Alaska House, Senate negotiators reach tentative budget deal

JUNEAU, Alaska (AP) — Alaska lawmakers tasked with negotiating a budget deal reached a tentative agreement Tuesday that would pay residents more than $3,000 this year, but the final amount would depend on whether the Legislature can muster the votes needed to access a key savings account.

The tentative agreement calls for a dividend from the state’s oil-wealth fund in the range of $2,500 this year, plus a $1,300 “energy relief” check. However, half the funding for the energy check would come from a budget reserve account that requires three-fourths support in each the House and Senate to access.

Payments to residents could be around $3,200 or they could be around $3,850 depending on whether the vote threshold is reached, according to estimates shared with reporters by Senate Finance Committee co-Chair Bert Stedman’s office.

Stedman, a Sitka Republican, chaired the conference committee, which met for the first time Sunday and announced the tentative agreement Tuesday, the day before the legislative session was scheduled to end. The negotiated package is subject to a vote by the House and Senate.

Stedman said the budget is a good one, with a “healthy dividend,” capital projects around Alaska and attention to K-12 education and the university system. He said the dividend is a “sensitive issue” to negotiate, with splits among lawmakers over what the size should be.

The House in its version of the budget approved a dividend of about $1,250 plus a $1,300 energy check. The Senate Finance Committee, in the version of the budget it sent to the Senate floor, proposed a roughly $2,500 dividend.

The Senate version of the budget, however, was amended during floor debate to include a dividend of about $4,200 this year from the earnings of the Alaska Permanent Fund, an amount in line with a long-standing dividend formula last used in 2015, along with a $1,300 energy check.

The House rejected the Senate package Saturday, which led to the appointment of House and Senate negotiators tasked with trying to reach a compromise spending bill.

Many lawmakers consider the formula unsustainable, particularly since the state has come to rely on permanent fund earnings, long used to pay dividends, to also help fund government. But lawmakers have not agreed to a new formula and instead have been setting the yearly amount, resulting in often drawn-out, divisive debates. Last year’s check was $1,114.

When lawmakers began using permanent fund earnings to help pay for state expenses, they sought to limit how much money could be withdrawn each year for dividends and government. The limit is based on a percentage of the fund’s market value. The draw for the upcoming fiscal year is about $3.4 billion.

Gov. Mike Dunleavy has called for an approach that would split what is drawn 50/50 between dividends and government. A roughly $2,500 dividend is in line with that approach. He also called for a supplemental dividend of about $1,250, citing high fuel and food costs.

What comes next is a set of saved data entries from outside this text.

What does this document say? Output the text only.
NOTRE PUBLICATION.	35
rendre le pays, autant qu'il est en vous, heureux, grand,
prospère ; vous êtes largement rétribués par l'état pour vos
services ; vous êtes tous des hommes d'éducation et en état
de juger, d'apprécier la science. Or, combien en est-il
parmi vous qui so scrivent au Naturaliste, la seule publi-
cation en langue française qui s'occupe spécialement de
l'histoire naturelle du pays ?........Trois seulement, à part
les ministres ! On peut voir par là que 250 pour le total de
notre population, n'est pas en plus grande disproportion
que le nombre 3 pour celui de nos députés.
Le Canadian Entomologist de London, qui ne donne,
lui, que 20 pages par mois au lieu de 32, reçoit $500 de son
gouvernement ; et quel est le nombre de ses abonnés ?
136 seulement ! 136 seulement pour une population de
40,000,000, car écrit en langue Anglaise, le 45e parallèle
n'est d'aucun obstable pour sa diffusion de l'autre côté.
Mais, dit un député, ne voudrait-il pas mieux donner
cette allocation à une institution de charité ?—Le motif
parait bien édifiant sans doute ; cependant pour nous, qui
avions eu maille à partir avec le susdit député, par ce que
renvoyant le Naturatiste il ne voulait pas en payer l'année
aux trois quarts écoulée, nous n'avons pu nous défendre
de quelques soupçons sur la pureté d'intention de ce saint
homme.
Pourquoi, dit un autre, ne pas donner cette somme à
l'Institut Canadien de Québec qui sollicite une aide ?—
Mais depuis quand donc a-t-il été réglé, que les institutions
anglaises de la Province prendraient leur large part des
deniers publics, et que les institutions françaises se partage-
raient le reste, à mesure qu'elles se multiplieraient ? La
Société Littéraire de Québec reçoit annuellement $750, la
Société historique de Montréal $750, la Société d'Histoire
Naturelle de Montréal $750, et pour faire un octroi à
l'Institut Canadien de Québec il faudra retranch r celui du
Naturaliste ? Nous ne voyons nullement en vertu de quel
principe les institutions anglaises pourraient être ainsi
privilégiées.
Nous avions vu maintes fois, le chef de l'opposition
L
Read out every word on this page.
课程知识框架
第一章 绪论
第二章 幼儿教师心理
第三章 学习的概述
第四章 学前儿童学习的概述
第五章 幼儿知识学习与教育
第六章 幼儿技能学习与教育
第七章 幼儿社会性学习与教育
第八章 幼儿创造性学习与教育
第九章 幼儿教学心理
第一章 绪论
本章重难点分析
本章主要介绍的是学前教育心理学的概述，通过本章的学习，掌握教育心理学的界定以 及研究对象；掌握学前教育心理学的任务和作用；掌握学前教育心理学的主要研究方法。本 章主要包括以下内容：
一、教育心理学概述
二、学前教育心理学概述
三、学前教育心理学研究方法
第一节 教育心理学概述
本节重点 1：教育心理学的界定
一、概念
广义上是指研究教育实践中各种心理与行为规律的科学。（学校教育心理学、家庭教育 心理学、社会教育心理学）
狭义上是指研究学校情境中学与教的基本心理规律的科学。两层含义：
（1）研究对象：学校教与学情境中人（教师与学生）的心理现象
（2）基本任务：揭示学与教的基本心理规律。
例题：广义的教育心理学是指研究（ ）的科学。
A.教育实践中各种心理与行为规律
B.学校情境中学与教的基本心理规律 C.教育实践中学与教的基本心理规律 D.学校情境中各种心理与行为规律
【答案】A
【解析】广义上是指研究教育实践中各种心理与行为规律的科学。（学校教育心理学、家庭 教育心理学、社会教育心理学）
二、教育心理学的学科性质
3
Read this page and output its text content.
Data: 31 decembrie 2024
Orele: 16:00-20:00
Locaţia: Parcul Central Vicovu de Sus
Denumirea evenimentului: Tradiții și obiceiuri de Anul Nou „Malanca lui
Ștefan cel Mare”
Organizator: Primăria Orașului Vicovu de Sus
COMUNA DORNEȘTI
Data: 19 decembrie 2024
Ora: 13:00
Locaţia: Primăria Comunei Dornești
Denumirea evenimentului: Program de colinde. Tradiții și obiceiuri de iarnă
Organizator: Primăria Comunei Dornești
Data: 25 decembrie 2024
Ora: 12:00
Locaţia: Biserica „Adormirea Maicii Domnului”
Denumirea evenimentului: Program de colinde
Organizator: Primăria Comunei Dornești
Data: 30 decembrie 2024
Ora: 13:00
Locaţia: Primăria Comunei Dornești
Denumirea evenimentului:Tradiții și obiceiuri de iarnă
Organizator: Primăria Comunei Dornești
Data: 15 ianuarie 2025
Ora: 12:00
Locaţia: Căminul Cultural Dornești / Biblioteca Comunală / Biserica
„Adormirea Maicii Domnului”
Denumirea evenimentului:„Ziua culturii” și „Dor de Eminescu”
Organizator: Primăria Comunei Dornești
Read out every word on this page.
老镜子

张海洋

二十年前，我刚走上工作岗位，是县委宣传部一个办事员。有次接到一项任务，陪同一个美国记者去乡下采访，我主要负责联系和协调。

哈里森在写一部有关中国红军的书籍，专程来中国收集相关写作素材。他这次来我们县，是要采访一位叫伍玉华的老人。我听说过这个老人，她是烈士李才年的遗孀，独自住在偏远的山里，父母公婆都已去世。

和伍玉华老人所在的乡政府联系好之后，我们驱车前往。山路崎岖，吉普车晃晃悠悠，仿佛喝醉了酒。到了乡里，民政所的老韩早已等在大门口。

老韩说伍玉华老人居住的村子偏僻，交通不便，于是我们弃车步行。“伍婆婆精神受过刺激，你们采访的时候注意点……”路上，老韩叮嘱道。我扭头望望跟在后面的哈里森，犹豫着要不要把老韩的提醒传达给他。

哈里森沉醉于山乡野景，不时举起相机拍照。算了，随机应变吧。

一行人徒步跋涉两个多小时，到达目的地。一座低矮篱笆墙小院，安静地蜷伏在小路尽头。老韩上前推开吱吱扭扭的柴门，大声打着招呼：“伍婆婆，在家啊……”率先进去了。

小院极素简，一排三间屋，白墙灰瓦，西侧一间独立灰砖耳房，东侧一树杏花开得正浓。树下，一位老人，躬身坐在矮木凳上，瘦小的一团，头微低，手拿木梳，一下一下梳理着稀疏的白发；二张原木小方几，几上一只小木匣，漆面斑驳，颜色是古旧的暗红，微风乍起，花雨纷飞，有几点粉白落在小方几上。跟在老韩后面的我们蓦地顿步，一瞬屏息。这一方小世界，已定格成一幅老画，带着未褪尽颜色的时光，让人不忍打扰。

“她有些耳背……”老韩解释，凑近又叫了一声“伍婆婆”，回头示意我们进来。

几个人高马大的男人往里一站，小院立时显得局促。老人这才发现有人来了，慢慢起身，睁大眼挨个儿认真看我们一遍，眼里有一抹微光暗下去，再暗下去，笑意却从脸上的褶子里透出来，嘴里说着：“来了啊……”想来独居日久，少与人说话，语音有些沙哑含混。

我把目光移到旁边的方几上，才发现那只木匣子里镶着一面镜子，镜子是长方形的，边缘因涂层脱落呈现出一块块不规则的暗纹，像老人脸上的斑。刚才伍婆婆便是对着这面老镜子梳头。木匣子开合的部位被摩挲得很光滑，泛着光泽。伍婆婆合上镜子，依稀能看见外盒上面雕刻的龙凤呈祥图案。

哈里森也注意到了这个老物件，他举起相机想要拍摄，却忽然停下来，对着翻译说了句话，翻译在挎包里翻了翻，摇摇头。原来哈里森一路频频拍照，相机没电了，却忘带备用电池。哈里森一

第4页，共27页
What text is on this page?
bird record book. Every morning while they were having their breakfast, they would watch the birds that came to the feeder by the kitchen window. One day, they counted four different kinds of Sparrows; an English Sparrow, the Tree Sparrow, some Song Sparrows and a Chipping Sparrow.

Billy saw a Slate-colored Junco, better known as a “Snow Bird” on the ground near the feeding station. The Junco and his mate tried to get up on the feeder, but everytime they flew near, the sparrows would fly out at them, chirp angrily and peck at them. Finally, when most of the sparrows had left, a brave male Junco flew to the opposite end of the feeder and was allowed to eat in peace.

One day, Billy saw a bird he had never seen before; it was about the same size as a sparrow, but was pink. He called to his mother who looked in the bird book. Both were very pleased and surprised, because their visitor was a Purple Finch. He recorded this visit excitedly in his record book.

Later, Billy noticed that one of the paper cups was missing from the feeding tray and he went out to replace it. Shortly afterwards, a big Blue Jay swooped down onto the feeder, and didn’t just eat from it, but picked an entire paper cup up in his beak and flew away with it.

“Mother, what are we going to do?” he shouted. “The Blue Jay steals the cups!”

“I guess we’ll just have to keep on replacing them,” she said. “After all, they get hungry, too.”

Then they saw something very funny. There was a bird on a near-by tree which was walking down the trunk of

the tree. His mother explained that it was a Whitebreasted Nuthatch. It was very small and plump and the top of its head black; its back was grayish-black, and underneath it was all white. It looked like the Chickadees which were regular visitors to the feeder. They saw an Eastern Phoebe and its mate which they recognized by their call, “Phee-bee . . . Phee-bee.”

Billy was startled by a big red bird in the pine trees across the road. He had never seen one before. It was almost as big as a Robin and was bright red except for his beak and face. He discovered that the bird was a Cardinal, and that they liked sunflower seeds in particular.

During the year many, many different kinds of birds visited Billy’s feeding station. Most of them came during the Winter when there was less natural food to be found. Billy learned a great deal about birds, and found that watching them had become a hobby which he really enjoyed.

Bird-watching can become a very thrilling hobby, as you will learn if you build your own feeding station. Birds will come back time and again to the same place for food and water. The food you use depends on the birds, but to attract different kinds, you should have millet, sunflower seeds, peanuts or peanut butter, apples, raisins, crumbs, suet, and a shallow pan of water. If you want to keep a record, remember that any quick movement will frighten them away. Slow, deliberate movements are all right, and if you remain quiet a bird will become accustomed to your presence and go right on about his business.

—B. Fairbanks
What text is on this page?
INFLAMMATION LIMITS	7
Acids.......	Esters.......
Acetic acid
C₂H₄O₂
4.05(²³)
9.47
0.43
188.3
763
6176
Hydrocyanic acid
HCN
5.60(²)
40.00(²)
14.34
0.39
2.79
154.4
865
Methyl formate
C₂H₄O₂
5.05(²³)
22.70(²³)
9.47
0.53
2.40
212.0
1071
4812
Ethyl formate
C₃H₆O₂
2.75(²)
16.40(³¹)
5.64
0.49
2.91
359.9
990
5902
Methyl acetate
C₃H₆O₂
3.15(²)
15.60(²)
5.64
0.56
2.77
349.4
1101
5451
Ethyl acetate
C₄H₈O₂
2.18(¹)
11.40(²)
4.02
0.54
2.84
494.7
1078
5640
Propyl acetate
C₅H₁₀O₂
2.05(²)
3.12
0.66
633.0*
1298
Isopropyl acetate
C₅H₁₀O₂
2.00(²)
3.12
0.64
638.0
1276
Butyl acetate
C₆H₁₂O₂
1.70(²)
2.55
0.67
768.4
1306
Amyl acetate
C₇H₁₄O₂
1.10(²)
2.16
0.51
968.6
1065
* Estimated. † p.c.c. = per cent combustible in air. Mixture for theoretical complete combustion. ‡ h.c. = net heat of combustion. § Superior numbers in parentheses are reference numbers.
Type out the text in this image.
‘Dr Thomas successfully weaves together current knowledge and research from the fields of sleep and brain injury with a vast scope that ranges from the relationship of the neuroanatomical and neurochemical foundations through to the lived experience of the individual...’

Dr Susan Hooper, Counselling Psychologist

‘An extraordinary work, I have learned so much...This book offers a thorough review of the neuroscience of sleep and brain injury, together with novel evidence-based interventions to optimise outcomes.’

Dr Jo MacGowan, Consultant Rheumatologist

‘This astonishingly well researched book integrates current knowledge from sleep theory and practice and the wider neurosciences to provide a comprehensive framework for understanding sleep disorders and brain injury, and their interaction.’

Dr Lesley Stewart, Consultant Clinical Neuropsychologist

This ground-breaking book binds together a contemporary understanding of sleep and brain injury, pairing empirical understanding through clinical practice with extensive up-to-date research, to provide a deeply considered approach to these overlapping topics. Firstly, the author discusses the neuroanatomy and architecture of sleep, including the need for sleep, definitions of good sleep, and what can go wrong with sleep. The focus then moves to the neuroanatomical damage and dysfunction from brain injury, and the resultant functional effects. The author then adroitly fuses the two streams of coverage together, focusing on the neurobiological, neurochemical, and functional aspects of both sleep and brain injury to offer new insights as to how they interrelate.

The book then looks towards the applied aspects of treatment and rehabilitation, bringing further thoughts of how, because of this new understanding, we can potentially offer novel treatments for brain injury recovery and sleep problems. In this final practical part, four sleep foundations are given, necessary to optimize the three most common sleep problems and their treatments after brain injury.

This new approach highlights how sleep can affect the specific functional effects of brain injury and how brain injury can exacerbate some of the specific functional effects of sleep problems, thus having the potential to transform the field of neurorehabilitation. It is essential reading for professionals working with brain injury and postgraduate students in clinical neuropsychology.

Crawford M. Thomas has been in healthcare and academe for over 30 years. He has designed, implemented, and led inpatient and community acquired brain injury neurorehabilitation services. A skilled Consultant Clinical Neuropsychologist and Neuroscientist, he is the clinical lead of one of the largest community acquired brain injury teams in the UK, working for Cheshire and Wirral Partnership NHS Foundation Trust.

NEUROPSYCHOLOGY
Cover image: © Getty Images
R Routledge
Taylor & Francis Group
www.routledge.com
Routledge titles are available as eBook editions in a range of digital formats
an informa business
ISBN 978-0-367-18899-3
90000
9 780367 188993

Sen. Bill Wielechowski, an Anchorage Democrat, supported the higher dividend passed by the Senate. But he said the amount the conference committee settled on was “the best we could get.” Wielechowski was on the conference committee.

He said the lesson that’s been reinforced this year is the instability surrounding the dividend. “It’s become political, and it will remain political until we put it into the constitution,” he said.

Dunleavy and many lawmakers have talked about the need for a long-term resolution on the dividend. Heading into this session, there was talk about the need for a state fiscal plan following years of low and middling oil prices and deficits. That talk was tempered by a rosier revenue forecast, spurred by higher oil prices. A bill that proposed a new dividend formula faltered in the Senate.

Stedman said people sometimes focus on the check size but it’s the total cost that can be a challenge. A roughly $4,200 dividend and $1,300 energy check would have cost an estimated $3.6 billion. The cost of a roughly $2,500 dividend and $1,300 energy check is about $2.5 billion.

Senate Minority Leader Tom Begich, an Anchorage Democrat, said he supports the conference committee proposal, citing in part concerns with high energy costs, particularly in rural Alaska.